Gary C. Hampton
Sardis was 35 miles southeast of Thyatira on a plateau at the foot of Mt. Timolous. Three sides of the plateau were perpendicular cliffs, so the inhabitants thought they only had to defend one side. The church in Sardis had a reputation of life, vigor and great spiritual strength. No false doctrine had taken root, but there was a heartless holding of truth. Her works looked like beautiful clothes to men, but the Lord saw them as grave clothes disguising a corpse, reminiscent of Jesus telling the spiritually dead to bury the physically dead (Revelation 3:1; Matthew 8:22).
Sardis was defeated in 549 and 218 B.C. when the cliffs were left unguarded. Jesus told an overconfident church to be watchful. Their lamp was growing dim and would go out if they did not act quickly. They needed to pump the bellows to rekindle the fire because the embers were ready to die. God had not found their works filled full or perfect. They were an empty shell that God wanted filled with His purpose (Revelation 3:2).
The Lord tried to put life back into a dead church by urging them to remember the excitement and joy that came when their sins were first washed away (Acts 2:41; 8:39; 16:33–34). He wanted to prick their consciences and rekindle their joy. They needed to lay down their inactivity and take up diligent watching since the Lord was going to come unannounced and unexpectedly for some (Revelation 3:3; Matthew 24:43).
Those who faithfully do God’s will are not lost in a dead crowd but are known by name by an ever watchful Lord. Those who had kept their spiritual garments clean could look forward to being clothed in the garments of purity in Heaven (Revelation 3:4).

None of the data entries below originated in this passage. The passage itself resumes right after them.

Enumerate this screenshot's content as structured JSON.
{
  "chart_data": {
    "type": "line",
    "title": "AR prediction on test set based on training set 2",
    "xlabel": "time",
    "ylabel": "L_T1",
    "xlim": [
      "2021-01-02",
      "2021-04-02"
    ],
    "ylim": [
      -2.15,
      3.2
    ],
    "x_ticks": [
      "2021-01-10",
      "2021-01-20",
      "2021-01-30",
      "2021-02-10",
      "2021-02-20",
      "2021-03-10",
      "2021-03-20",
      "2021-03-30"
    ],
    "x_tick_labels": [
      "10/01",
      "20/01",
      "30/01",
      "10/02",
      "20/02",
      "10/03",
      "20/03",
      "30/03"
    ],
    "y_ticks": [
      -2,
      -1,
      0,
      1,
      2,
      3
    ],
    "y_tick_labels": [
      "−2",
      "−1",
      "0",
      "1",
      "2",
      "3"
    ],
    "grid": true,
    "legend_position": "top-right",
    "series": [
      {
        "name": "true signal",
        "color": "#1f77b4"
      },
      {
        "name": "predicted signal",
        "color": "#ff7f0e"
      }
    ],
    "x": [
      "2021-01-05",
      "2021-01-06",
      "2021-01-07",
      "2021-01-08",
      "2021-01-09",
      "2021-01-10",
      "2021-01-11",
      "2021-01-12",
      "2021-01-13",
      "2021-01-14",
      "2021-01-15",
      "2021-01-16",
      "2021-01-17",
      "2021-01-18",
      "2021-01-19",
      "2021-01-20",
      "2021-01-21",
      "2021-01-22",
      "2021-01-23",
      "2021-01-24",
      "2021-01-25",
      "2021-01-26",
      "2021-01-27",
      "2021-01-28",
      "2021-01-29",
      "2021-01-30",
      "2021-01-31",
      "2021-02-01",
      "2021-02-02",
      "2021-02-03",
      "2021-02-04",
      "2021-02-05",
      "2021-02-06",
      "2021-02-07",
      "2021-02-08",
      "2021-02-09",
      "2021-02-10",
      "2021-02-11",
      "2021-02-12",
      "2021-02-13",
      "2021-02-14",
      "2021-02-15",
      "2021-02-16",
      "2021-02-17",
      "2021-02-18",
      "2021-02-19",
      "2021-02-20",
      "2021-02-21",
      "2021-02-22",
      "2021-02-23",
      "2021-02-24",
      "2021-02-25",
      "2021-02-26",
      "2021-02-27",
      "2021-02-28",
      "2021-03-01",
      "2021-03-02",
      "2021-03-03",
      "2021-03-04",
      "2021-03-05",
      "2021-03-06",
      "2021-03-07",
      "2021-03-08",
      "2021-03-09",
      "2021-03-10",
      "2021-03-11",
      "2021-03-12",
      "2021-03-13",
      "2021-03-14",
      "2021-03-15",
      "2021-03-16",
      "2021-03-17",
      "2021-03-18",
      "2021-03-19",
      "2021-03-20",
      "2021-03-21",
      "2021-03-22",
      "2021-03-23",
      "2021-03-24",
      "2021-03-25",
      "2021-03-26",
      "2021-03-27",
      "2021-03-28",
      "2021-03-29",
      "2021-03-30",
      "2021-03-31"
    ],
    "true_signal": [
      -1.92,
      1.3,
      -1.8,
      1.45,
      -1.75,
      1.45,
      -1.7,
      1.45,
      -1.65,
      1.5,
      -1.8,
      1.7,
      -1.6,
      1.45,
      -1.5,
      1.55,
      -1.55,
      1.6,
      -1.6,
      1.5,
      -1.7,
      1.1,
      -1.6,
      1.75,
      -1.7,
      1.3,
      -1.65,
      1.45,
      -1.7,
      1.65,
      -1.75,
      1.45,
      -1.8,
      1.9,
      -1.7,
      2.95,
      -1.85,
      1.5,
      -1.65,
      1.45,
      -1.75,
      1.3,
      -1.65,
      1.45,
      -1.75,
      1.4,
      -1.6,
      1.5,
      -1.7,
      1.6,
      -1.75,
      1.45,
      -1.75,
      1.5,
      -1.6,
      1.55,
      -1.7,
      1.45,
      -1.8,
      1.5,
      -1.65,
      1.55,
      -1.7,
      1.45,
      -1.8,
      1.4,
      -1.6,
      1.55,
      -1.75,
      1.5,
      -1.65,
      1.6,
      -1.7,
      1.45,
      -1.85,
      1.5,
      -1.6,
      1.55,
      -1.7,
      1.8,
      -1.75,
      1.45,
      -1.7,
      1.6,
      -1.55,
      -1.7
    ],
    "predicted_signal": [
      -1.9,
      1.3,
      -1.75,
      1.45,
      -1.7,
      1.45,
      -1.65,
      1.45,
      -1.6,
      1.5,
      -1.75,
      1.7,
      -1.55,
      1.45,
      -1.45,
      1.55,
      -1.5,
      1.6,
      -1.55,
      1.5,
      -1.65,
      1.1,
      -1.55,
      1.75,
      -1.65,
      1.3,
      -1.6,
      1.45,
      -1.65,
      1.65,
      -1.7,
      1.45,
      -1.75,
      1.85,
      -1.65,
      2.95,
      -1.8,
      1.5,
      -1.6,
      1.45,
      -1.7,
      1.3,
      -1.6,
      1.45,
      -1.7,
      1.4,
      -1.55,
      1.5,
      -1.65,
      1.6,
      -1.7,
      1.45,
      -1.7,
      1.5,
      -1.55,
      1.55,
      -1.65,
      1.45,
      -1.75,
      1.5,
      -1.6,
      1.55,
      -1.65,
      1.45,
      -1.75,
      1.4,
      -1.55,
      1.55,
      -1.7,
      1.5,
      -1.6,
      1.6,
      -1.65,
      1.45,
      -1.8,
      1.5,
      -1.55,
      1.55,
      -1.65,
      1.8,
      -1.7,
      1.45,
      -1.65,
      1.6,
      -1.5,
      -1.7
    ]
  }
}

Israel had a book of the living from which the names of the dead were removed (Isaiah 4:3; Ezekiel 13:9; Nehemiah 12:22ff.; Revelation 20:11–15). Sardis had many names on the “church roll” that were not written in God’s book of life. Those who kept on overcoming, on the other hand, would hear their names confessed by the Lord before the Father (Revelation 3:5–6; Matthew 10:32).